Questo articolo è tratto da WE-World Energy n. 43 - The Challenge. Leggi il magazine
Il Giappone si trova oggi di fronte ad uno scenario geopolitico molto complesso e ricco di sfide. In primo luogo, è il paese asiatico che percepisce con più intensità la minaccia cinese sia in termini di sicurezza sia in termini di status e prestigio. Inoltre, la politica estera dell’amministrazione Trump ha contribuito a complicare ulteriormente alcune delle sfide geopolitiche ed economiche, generate dall’ascesa di Pechino.
Il governo Abe ha risposto a queste sfide con una strategia multi-dimensionale mirata a raggiungere una serie di obiettivi distinti: (1) mantenere la coesione dell’alleanza con gli Stati Uniti durante la presidenza Trump; (2) preservare le norme fondamentali dell’ordine politico ed economico regionale, ampliando il ruolo del Giappone al suo interno; (3) costruire un rapporto stabile, sebbene parzialmente competitivo, con la Cina.
La strategia per le spese militari
L’ascesa cinese rappresenta una minaccia fondamentale sia alla sicurezza sia per lo status di Tokyo nella regione. I dati sulle spese militari danno un’idea chiara della portata dell’ascesa militare cinese. Nel 2000 la Cina dichiarava un budget di 22 miliardi di dollari. Oggi quella cifra è salita a 182 miliardi. Nel 2000 il Giappone spendeva 42 miliardi di dollari, mentre oggi spende circa 48 miliardi.
Oltre all’espansione quantitativa delle proprie risorse militari, l’Esercito Popolare di Liberazione ha dato vita ad un vasto programma di modernizzazione, che include lo sviluppo di capacità di proiezione di potenza in tutta la Prima Catena di Isole, che va dal Giappone a Singapore; ha migliorato il livello tecnologico di tutti i settori delle forze armate e ha sviluppato una marina militare in grado di sfidare non solo quella giapponese, ma anche la settima flotta americana schierata nel Pacifico.

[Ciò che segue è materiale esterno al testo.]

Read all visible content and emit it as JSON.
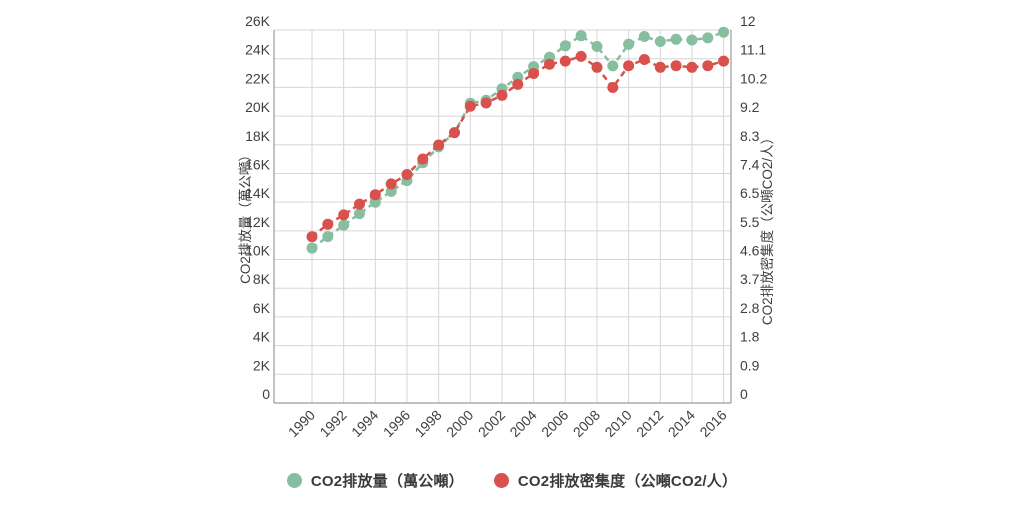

Ciò ha permesso alla Cina di promuovere una strategia mirata ad ottenere il controllo del Mare Cinese Meridionale – che passa anche dall’occupazione progressiva di isole contestate – e a diminuire la credibilità delle alleanze tra Stati Uniti e i loro alleati asiatici.
Pechino e Tokyo, inoltre, sono coinvolti in una disputa territoriale che riguarda le isole Senkaku-Diaoyu. Questa disputa si è periodicamente riaccesa negli ultimi anni, e rappresenta un termometro per l’andamento dei rapporti bilaterali tra i due paesi.
In questo contesto i problemi per il Giappone sono molteplici. In primo luogo, la Cina in pochi anni, è diventata la maggiore potenza militare della regione, rendendo l’alleanza con Washington vitale per la sicurezza del paese. In secondo luogo, l’ascesa cinese e la strategia ibrida, messa in atto nel Mare Cinese Meridionale, comportano due rischi: la possibile interruzione della principale via di comunicazione marittima che collega Giappone, il Medio Oriente e l’Europa in caso di escalation e la possibile erosione della credibilità delle alleanze americane nella regione.
La Cina non rappresenta però solo un problema di sicurezza. Costituisce anche una minaccia allo status del Giappone, che dalla restaurazione Meiji, nella seconda metà dell’Ottocento, in poi è stato il paese più prospero e più avanzato dell’Asia Orientale. Ora questo status è minacciato dall’ascesa economica cinese.
Nel 1990 il PIL giapponese rappresentava circa il 70 percento della ricchezza della regione, mentre la Cina era ferma al 10 percento. Oggi questa proporzione si è invertita: la Cina produce il 50 percento del PIL regionale. Inoltre il Dragone si è anche proposto come leader nel campo dei processi di governance economica e finanziaria regionale: gli esempi più significativi sono la Nuove Via della Seta (o Belt and Road Initiative), la creazione della Banca Asiatica per le Infrastrutture e gli Investimenti (AIIB) e la promozione del mega accordo commerciale definito Regional Comprehensive Economic Partnership (RCEP).